REFERENSI MASYARAKAT JASA KONSTRUKSI KABUPATEN PURWAKARTA

REFERENSI MASYARAKAT JASA KONSTRUKSI
KABUPATEN PURWAKARTA
Nomor : 021/REF.KPPBJ/PWK/IX/2010.


KEPADA :
DEWAN PERWAKILAN RAKYAT DAERAH
KABUPATEN PURWAKARTA
Tentang
PEMBERDAYAAN MASYARAKAT JASA KONSTRUKSI
TERHADAP PROSES PELAKSANAAN PEMBANGUNAN INFRASTRUKTUR
DI KABUPATEN PURWAKARTA

Referensi ini dibuat atas perlindungan hukum bagi warga negara Indonesia yang memiliki hak dan kewajiban menyampaikan pendapat baik secara tulisan maupun lisan, penciptaan lapangan kerja salah satu maksud dan tujuan amanat UUD 1945. Referensi ini dapat dijadikan telaah serta merupakan konstribusi pemikiran obyektif yang konkret untuk mewujudkan peningkatan peran masyarakat dibidang jasa konstruksi sesuai amanat UU 18/1999 pasal 3 huruf c.

Regulasi adalah merupakan landasan dari semua aktifitas rakyat/ masyarakat yang bermuara untuk tujuan kepentingan kesejahteraan, makna yang paling hakiki dari Regulasi adalah pembagian hak, rakyat/ masyarakat.

Judul tersebut diatas adalah merupakan satu tuntutan hak masyarakat jasa konstruksi Kabupaten Purwakarta terhadap regulasi yang digodog oleh para aspirator masyarakat, khususnya tentang Anggaran Pendapatan dan Belanja Daerah (APBD) yang dikemas dalam Peraturan Daerah (Perda).

Dengan landasan Peraturan Daerah tentang APBD Kabupaten Purwakarta, maka masyarakat jasa konstruksi memiliki hak untuk menggunakan haknya sesuai dengan fungsi dan proporsinya. Selanjutnya bahwa APBD adalah merupakan Anggaran Pendapatan dan Belanja Daerah, dan APBD merupakan solusi bagi masyarakat Kabupaten Purwakarta.

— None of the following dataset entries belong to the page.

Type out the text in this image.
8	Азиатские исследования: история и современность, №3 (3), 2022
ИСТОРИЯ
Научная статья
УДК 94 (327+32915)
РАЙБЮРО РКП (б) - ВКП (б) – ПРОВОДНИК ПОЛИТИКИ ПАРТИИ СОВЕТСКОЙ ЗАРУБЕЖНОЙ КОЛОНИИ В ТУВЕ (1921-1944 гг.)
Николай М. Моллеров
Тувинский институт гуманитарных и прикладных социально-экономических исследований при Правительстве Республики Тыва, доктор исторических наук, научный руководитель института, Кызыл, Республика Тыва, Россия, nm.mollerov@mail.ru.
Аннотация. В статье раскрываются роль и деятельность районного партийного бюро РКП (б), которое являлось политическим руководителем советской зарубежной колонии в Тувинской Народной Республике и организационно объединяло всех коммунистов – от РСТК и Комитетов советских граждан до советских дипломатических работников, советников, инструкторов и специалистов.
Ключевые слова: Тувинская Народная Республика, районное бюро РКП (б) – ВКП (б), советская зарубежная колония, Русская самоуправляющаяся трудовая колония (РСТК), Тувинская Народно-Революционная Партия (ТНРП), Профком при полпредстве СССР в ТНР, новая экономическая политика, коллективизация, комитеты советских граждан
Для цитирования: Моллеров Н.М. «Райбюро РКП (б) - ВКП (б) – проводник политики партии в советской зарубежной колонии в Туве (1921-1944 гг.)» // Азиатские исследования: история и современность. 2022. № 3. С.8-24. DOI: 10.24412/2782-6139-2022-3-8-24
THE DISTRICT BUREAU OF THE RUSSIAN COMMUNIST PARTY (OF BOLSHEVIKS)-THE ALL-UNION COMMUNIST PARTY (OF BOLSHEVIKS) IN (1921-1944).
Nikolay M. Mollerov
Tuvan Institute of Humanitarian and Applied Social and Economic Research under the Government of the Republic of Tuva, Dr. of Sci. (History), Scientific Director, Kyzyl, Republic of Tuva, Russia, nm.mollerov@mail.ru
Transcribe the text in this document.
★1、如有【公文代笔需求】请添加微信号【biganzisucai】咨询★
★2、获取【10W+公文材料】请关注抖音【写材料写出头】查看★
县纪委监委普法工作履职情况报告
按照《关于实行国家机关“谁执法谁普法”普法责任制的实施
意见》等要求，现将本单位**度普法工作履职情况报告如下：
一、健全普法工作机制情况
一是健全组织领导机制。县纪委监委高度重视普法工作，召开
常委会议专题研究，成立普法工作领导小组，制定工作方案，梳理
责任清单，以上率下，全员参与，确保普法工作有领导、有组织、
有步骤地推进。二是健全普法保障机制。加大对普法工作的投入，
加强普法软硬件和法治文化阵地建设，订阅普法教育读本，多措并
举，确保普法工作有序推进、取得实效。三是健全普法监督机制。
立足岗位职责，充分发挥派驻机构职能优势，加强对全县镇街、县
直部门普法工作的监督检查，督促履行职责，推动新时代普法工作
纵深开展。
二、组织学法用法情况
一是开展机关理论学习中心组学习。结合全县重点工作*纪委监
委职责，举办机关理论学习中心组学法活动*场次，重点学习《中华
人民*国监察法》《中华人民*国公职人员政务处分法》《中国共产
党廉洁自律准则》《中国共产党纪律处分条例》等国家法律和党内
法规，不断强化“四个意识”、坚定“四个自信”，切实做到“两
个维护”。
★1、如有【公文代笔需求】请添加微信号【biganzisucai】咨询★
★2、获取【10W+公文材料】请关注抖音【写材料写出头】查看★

Maka tidaklah berlebihan apabila masyarakat jasa konstruksi Kabupaten Purwakarta mendapat prioritas untuk menggunakan haknya terlibat dalam proses pembangunan infrastruktur Kabupaten Purwakarta sejalan dengan prinsip-prinsip otonomi daerah. Karena pada dasarnya Kepres adalah bentuk dari kebijakan dan atau merupakan political will dari pemerintah pusat (Presiden) kepada pemerintahan otonomi daerah.

Dari uraian diatas maka kami masyarakat jasa konstruksi Kabupaten Purwakarta memberikan referensi kepada Dewan Perwakilan Rakyat Daerah untuk :

1. Menanggapi setiap aspirasi semua lapisan masyarakat Kabupaten Purwakarta tanpa membeda-bedakan golongan, kelompok dan profesi.
2. Membuat regulasi terhadap investor asing yang menanamkan modalnya di wilayah Kabupaten Purwakarta untuk memberdayakan pengusaha setempat dalam rangka pengembangan dan penciptaan lapangan kerja masyarakat konstruksi.
3. Melakukan pengawasan secara konkret terhadap pelaksanaan APBD/APBN khususnya dalam hal inplementasi mekanisme pengadaan barang/ jasa.
4. Mengupayakan system pengadaan barang/ jasa secara konvensional untuk klasifikasi kecil (Gred 4), dan klasifikasi non kecil (Gred 5 keatas) tetap melalui e-proc [LPSE]. Untuk memberikan peluang usaha kepada pengusaha kecil.

Demikian referensi ini kami sampaikan untuk diperhatikan secara proporsional serta menjadikan kewajiban moral untuk dilaksanakan karena merupakan amanat rakyat/ masyarakat konstruksi Kabupaten Purwakarta.

Kemudian atas perhatian dan tanggapannya kami ucapkan terima kasih.